Per Vernon’s comment, the incident of an older white resident shooting at the 14 yr old black child asking for help in getting to Rochester High School in Rochester Hills, MI, this past week is a perfect example of someone frightened enough to shoot at a child asking for help. The man assumed that he was under threat by a black child who knocked at his door to ask for directions. Thankfully, there was home security video to affirm the boy’s account.
The man is under arrest. My guess is that he will get off without penalty.
http://www.theoaklandpress.com/general-news/20180413/rochester-hills-homeowner-charged-after-allegedly-shooting-at-teen-seeking-directions
SK:”According to the article, the U.S. doesn’t have appreciably more crime than other countries, but we do have more violence associated with that crime. As one expert put it, people everywhere get into arguments and fights. But in the US, it’s much more likely that when a guy gets angry, he’ll pull out a gun and shoot someone.”
Why be so surprised? That exact mindset has been our preferred method wrt foreign policy.
Why spend time on diplomacy when we can just blow up entire countries? America is a weaponized nation. Violence is seemingly our prefered export.
“The man is under arrest. My guess is that he will get off without penalty.”
JD; your comment above is what I meant about prosecutors being part of the problem. Just as an example; the attack and permanent injuries I suffered on April 21, 2014, have left me in pain day and night since 11:00 that morning. The prosecutor refused to file Battery charge because, “The more charges we file, the more charges we have to prove.” That is an exact quote. And my case is minor in comparison with what we witness daily in the media. Which white officer who killed an unarmed black – or Hispanic or white – citizen have you heard of being convicted of a crime. Being put on “administrative leave” means time off with pay.
Web Site on Gun Violence – http://www.gunviolencearchive.org/
Yes, it does take a human to kill another human with a fire arm. You can blame video games, rambo movies, gang wars over turf and a general lack of mental heath access for people, but with out a firearm their ability to inflict harm on some else is severely limited.
Given the fact since 1945 the USA has been without a close second the most violent nation on earth, it not surprising we have violence in our own country.
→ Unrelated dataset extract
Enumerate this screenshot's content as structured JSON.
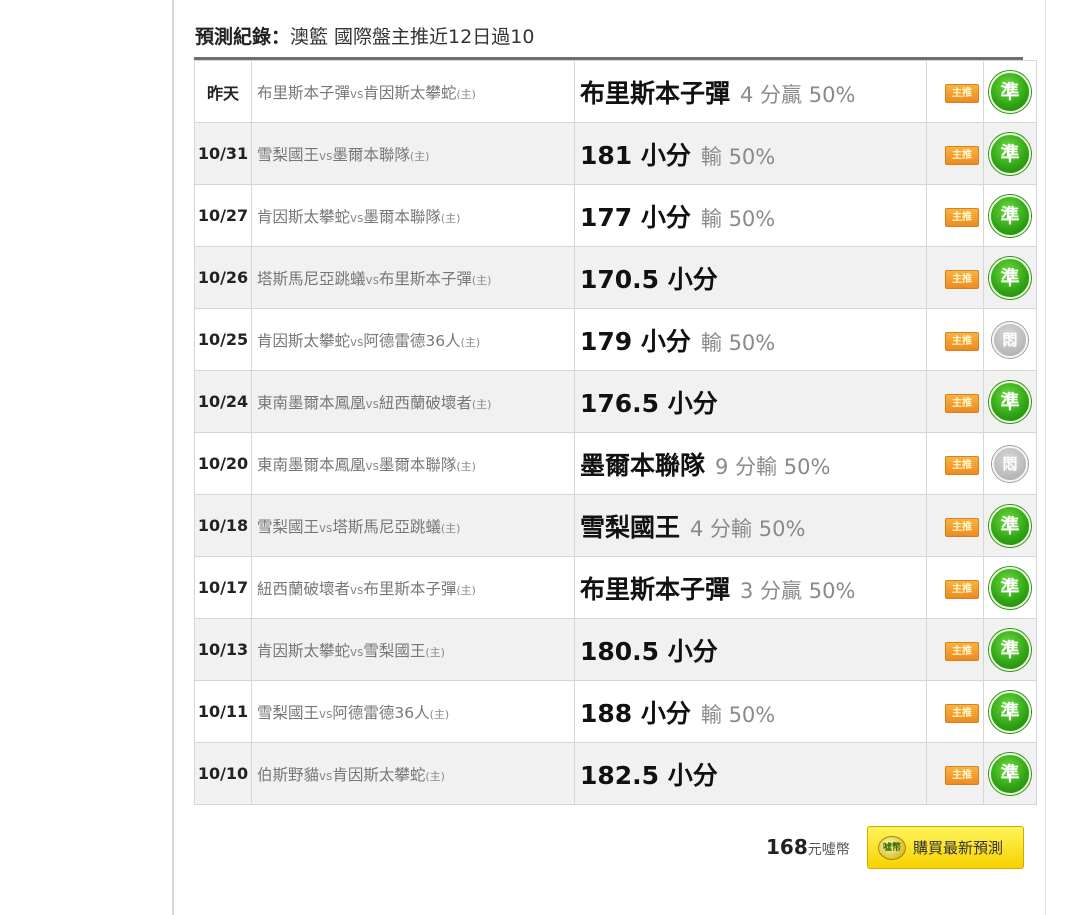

Most police act pursuant to their training. Some are loose cannons and shoot before asking questions or commanding suspects to drop whatever they are holding. They are also trained to shoot to kill rather than shoot to disarm or disable from attack. Even in the old Saturday morning cowboy shows, they would shoot to disarm. Everyone with a gun needs THAT training.
We will never reason our way to safer lives as long as we invalidate our reasoning with facsimiles of these two statements: 1) “Enacting this law will stop violence and killing.”
and its counter: 2) “People who want to kill will find a way to kill, and nothing will stop them.”
It’s the word “STOP” that does the damage. We need to make our argument in terms of percentages, odds, reductions, decreases, diminishings and curtailings. For instance:
Stricter and universal background checks will DIMINISH the number of Americans who are murdered.
Outlawing bump-stocks will REDUCE the number of Americans who can be murdered by one shooter in a matter of seconds.
Even one fewer gun in America will DECREASE the ODDS of being murdered by a person with a gun.
And keep this one up your sleeve for use as the closer: “Slippery slopes can be fun; ask an avid skier.”
https://en.wikipedia.org/wiki/Shooting_of_Stephon_Clark Not a great source but we can’t ask this man why he thought it was a good idea to run from two police officers. We also don’t know why he was out breaking windows, if he was in fact so doing. I imagine that the police were summoned to protect society’s interest in the secure possession of their life and property. I further imagine that if Mr. Clark had not taken off running from the police he’d still be very much alive.
I’ve never heard gun owners address the obvious conflict in their belief that more gun ownership makes all of us safer. If that were true, considering that Americans own upwards of 300,000,000 guns, we’d probably be the safest country in the world.